5. Plot the images and masks using matplotlib. This helps identify any processing errors made in the above steps.

## Model design and outcomes

The model I designed was based on a UNet (Paper) architecture, due to its simplicity and prediction speed. The model uses a series of convolutional, skip, max pooling and up-sampling layers to generate a per-pixel probability map. The architecture is shown in the diagram below:

The number of filters on the convolutional layers is constant along each row, and increases by a power of two as the image size decreases.

My loss function for this model was the binary cross entropy of the result and mask summed with the dice coefficient.
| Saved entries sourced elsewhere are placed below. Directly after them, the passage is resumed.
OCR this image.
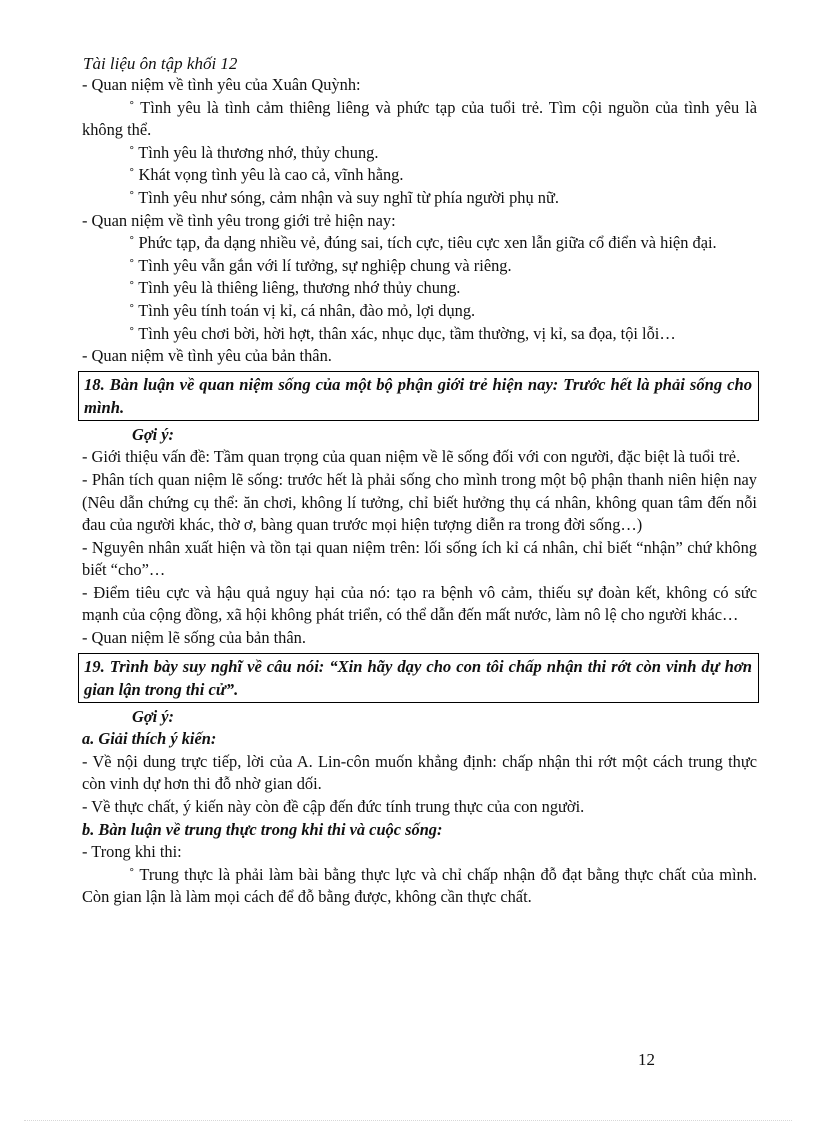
Tài liệu ôn tập khối 12

- Quan niệm về tình yêu của Xuân Quỳnh:

˚ Tình yêu là tình cảm thiêng liêng và phức tạp của tuổi trẻ. Tìm cội nguồn của tình yêu là không thể.

˚ Tình yêu là thương nhớ, thủy chung.

˚ Khát vọng tình yêu là cao cả, vĩnh hằng.

˚ Tình yêu như sóng, cảm nhận và suy nghĩ từ phía người phụ nữ.

- Quan niệm về tình yêu trong giới trẻ hiện nay:

˚ Phức tạp, đa dạng nhiều vẻ, đúng sai, tích cực, tiêu cực xen lẫn giữa cổ điển và hiện đại.

˚ Tình yêu vẫn gắn với lí tưởng, sự nghiệp chung và riêng.

˚ Tình yêu là thiêng liêng, thương nhớ thủy chung.

˚ Tình yêu tính toán vị kỉ, cá nhân, đào mỏ, lợi dụng.

˚ Tình yêu chơi bời, hời hợt, thân xác, nhục dục, tầm thường, vị kỉ, sa đọa, tội lỗi…

- Quan niệm về tình yêu của bản thân.

18. Bàn luận về quan niệm sống của một bộ phận giới trẻ hiện nay: Trước hết là phải sống cho mình.

Gợi ý:

- Giới thiệu vấn đề: Tầm quan trọng của quan niệm về lẽ sống đối với con người, đặc biệt là tuổi trẻ.

- Phân tích quan niệm lẽ sống: trước hết là phải sống cho mình trong một bộ phận thanh niên hiện nay (Nêu dẫn chứng cụ thể: ăn chơi, không lí tưởng, chỉ biết hưởng thụ cá nhân, không quan tâm đến nỗi đau của người khác, thờ ơ, bàng quan trước mọi hiện tượng diễn ra trong đời sống…)

- Nguyên nhân xuất hiện và tồn tại quan niệm trên: lối sống ích kỉ cá nhân, chỉ biết “nhận” chứ không biết “cho”…

- Điểm tiêu cực và hậu quả nguy hại của nó: tạo ra bệnh vô cảm, thiếu sự đoàn kết, không có sức mạnh của cộng đồng, xã hội không phát triển, có thể dẫn đến mất nước, làm nô lệ cho người khác…

- Quan niệm lẽ sống của bản thân.

19. Trình bày suy nghĩ về câu nói: “Xin hãy dạy cho con tôi chấp nhận thi rớt còn vinh dự hơn gian lận trong thi cử”.

Gợi ý:

a. Giải thích ý kiến:

- Về nội dung trực tiếp, lời của A. Lin-côn muốn khẳng định: chấp nhận thi rớt một cách trung thực còn vinh dự hơn thi đỗ nhờ gian dối.

- Về thực chất, ý kiến này còn đề cập đến đức tính trung thực của con người.

b. Bàn luận về trung thực trong khi thi và cuộc sống:

- Trong khi thi:

˚ Trung thực là phải làm bài bằng thực lực và chỉ chấp nhận đỗ đạt bằng thực chất của mình. Còn gian lận là làm mọi cách để đỗ bằng được, không cần thực chất.

12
This is very similar to the Mean Intersection over Union (MIoU) measure used in a wide variety of papers, but penalises a single bad output less than a MIoU metric would.
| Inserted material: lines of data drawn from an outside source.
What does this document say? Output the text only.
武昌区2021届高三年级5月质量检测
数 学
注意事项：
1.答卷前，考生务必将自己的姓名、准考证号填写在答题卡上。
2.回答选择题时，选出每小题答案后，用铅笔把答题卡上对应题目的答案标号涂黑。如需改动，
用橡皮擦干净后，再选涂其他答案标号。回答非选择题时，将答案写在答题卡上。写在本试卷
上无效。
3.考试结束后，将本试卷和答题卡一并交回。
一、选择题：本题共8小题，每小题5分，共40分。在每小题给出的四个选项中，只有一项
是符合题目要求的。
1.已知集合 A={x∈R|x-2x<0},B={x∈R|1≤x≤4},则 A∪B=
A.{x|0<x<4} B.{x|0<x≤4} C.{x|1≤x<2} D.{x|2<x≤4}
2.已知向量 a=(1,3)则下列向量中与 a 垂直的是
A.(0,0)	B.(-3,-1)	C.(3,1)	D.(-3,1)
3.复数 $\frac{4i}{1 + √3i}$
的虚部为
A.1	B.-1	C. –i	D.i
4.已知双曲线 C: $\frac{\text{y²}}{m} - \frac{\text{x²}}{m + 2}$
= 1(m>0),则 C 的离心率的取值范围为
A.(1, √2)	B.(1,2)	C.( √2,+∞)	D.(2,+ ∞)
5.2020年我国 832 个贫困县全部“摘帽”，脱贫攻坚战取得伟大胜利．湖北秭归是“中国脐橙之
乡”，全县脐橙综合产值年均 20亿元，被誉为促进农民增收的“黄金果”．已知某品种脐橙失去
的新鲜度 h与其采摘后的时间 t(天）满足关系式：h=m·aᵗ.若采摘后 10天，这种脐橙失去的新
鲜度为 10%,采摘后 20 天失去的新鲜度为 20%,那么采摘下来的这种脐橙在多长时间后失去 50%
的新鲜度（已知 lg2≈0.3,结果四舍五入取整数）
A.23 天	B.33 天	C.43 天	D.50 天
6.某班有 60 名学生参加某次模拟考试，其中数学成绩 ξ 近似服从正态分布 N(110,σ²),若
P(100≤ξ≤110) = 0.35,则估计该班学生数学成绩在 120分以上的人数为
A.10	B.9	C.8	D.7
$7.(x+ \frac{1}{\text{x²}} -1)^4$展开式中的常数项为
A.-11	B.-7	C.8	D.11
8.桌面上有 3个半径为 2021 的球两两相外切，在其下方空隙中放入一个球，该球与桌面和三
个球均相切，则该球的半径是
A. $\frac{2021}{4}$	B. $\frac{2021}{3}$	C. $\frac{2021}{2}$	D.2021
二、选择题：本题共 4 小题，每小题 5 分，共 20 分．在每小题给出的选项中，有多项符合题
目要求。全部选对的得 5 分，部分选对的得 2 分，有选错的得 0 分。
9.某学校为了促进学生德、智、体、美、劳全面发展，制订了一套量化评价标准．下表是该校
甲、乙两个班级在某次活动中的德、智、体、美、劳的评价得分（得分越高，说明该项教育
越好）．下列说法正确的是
Also included is an early stopping mechanism to prevent overfitting. This stops training if the loss does not decrease by at least 0.0001 in two epochs.

The results for this are as follows:

Model parameters
Dice Coefficient
512x512, starting at 4 filters 0.53
512x512, starting at 8 filters 0.59
512x512, 32 filters 0.67
512x512, 64 filters N/A, out of memory
512x512, 32 filters, Dropout 0.73
1024x1024, 16 filters 0.65
1024x1024, 16 filters, Dropout 0.69
256x256, 64 filters 0.64
256x256, 64 filters, Dropout
0.71

Note that the results may be different on future runs of the same architecture due to the randomisation of transformations and order. These are single run results, not averages.

## Thoughts and lessons learned

Although some of the models had good dice coefficients, there was a fundamental problem with all the results that the models were producing. Although the outline of the person was somewhat clear, there was a large gap missing within the person's body. The position of this gap was random, based on the properties of each image. This meant that the model was not suitable yet for use in the project, as realism dictates that it's better to have slightly too much of the person and their background than a gaping hole in their body.

A few things I'd do differently if I were to design a neural network model for a similar project:

• Don't train on the test set! Despite it being one of the core mantras in developing models, it is far too easy to accidentally let features from the test set be implicitly learned by the model. This can arise from playing around with hyper parameters and changing them such that they increase the test set score. I realised this was happening a little too late in model creation, and as a result it caused a lot of overfitting.
• Select a series of transformations that are more appropriate to the use case. It's unlikely you'll ever have a supplied image of an rotated and distorted human (although in the case that you do, the more generalised model will be able to somewhat cope). This is a case for trading generalisability for performance in a specific case. This goes slightly against the mantra of not overtraining a model. It all comes down to the use case of the model.
• Try a considerably larger number of architectures. There's a somewhat large amount of hyperparameter and layer guess work when designing these models, and so it's important to try a number of architectures to see which models capture the data in the best way possible.
• Play around with a custom dataset if possible. This is probably the most difficult task. Creating a sufficiently large dataset takes up a large amount of time and resources that aren't always available. The issue with the MSCOCO dataset is that the images and masks themselves had jagged areas around the neck. These jagged areas were a primary reason for attempting to build a model that can correct for them. The premise is flawed however when the model is learning data with that feature.